Trying to identify a favourite Tasmanian pinot noir is like being asked to name your favourite child. After all, the Apple Isle is blessed with so many world class wineries and their artisan winemakers. Only 25 minutes from the State’s capital in the Coal River Valley is a winery established and owned by a couple of industry stalwarts, Martin Shaw and Michael Hill-Smith AM, MW. Tolpuddle, established in 1988 and named after the English Martyrs – convicts sent to Tasmania to form an agricultural union – is quickly forging a global reputation for the quality and reliability of their chardonnay and pinot noir. Winemaker Adam Wadewitz has the luxury of being able to focus on quality rather than quantity, but achieves his remit consistently, making wines of exceptional poise, grace and elegance.

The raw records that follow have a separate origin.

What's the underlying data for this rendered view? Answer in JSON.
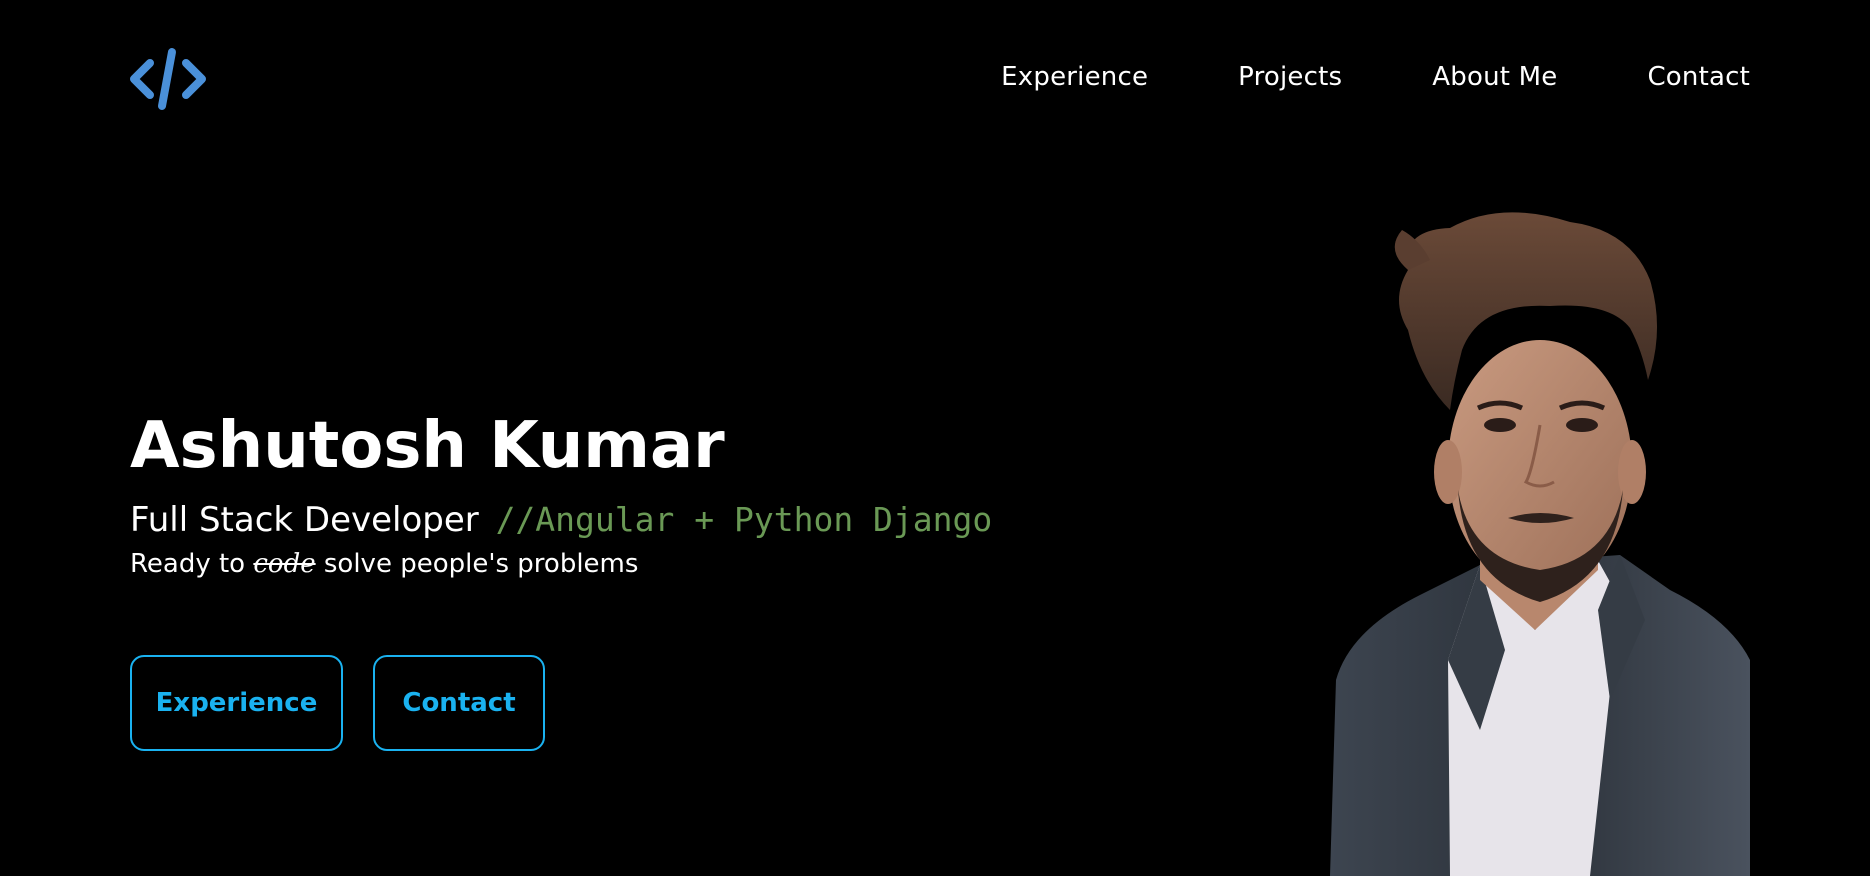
{
  "nav": {
    "logo_icon": "code-brackets-icon",
    "links": [
      {
        "label": "Experience"
      },
      {
        "label": "Projects"
      },
      {
        "label": "About Me"
      },
      {
        "label": "Contact"
      }
    ]
  },
  "hero": {
    "name": "Ashutosh Kumar",
    "role_title": "Full Stack Developer",
    "role_comment": "//Angular + Python Django",
    "tagline_prefix": "Ready to",
    "tagline_strike": "code",
    "tagline_suffix": "solve people's problems"
  },
  "cta": {
    "experience_label": "Experience",
    "contact_label": "Contact"
  },
  "colors": {
    "background": "#000000",
    "accent": "#1ab2f0",
    "logo": "#4a90d9",
    "comment": "#6a9955"
  }
}
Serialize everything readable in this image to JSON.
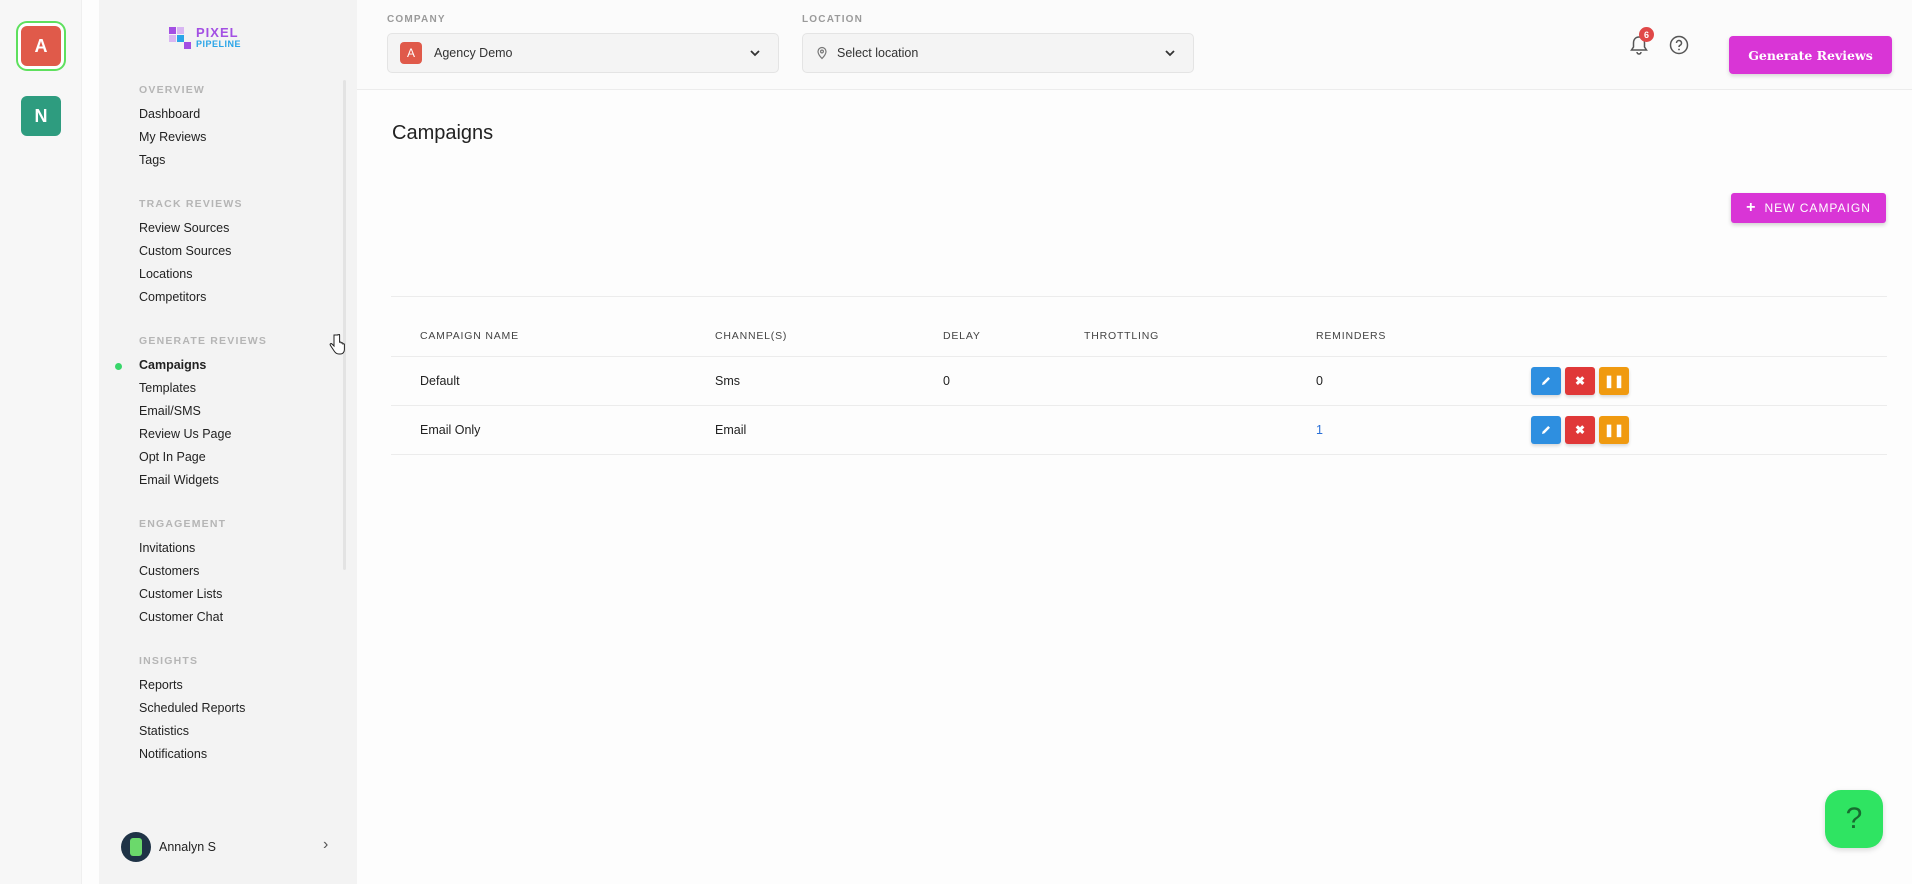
{
  "accounts": [
    {
      "initial": "A",
      "color": "#e05a4a",
      "selected": true
    },
    {
      "initial": "N",
      "color": "#2e9c7f",
      "selected": false
    }
  ],
  "logo": {
    "line1": "PIXEL",
    "line2": "PIPELINE"
  },
  "sidebar": {
    "sections": [
      {
        "title": "OVERVIEW",
        "items": [
          "Dashboard",
          "My Reviews",
          "Tags"
        ]
      },
      {
        "title": "TRACK REVIEWS",
        "items": [
          "Review Sources",
          "Custom Sources",
          "Locations",
          "Competitors"
        ]
      },
      {
        "title": "GENERATE REVIEWS",
        "items": [
          "Campaigns",
          "Templates",
          "Email/SMS",
          "Review Us Page",
          "Opt In Page",
          "Email Widgets"
        ]
      },
      {
        "title": "ENGAGEMENT",
        "items": [
          "Invitations",
          "Customers",
          "Customer Lists",
          "Customer Chat"
        ]
      },
      {
        "title": "INSIGHTS",
        "items": [
          "Reports",
          "Scheduled Reports",
          "Statistics",
          "Notifications"
        ]
      }
    ],
    "active_item": "Campaigns",
    "user_name": "Annalyn S"
  },
  "topbar": {
    "company_label": "COMPANY",
    "company_initial": "A",
    "company_value": "Agency Demo",
    "location_label": "LOCATION",
    "location_placeholder": "Select location",
    "notification_count": "6",
    "generate_button": "Generate Reviews"
  },
  "main": {
    "title": "Campaigns",
    "new_campaign_button": "NEW CAMPAIGN",
    "columns": [
      "CAMPAIGN NAME",
      "CHANNEL(S)",
      "DELAY",
      "THROTTLING",
      "REMINDERS"
    ],
    "rows": [
      {
        "name": "Default",
        "channels": "Sms",
        "delay": "0",
        "throttling": "",
        "reminders": "0"
      },
      {
        "name": "Email Only",
        "channels": "Email",
        "delay": "",
        "throttling": "",
        "reminders": "1"
      }
    ]
  },
  "colors": {
    "accent": "#d935d6",
    "active_dot": "#38d66a",
    "help_fab": "#2fe462"
  },
  "help_fab_label": "?"
}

One of my best mates recently returned from a tour of Tassie with a bunch of the Tolpuddle 2021 Pinot Noir and graciously gifted me some “sampling stock”. I suspect that he had in mind either cellaring the six pack for a few years or later sharing over a plate of Peking Duck with Mandarin Pancakes – but Friday night rolled around, and the temptation proved irresistible – sorry Michael!

The 2021 iteration of the Tolpuddle classic is an austere edition. The intensity of sweet red cherries, rose petal and raspberry overwhelms the senses from the moment that the glass raises towards your pursed lips. Across the palate, the pinot develops characters of rhubarb, star anise and garam masala before hints of dried rosemary and oregano collide with earthy minerality and fine tannins on the finish. Bright, lively and youthful, the Tolpuddle prima-donna is as intense as it is pretty. The integration of fruit, acid and oak is seamless and the quality is undeniable. It’s a shame that the $95 price point precludes regular participation.

As the mercury rises and lighter reds become the order of the day, you could do worse than to find a cool climate pinot noir to take the edge off the working week; and there’s no happier hunting ground than Tassie’s Coal River Valley!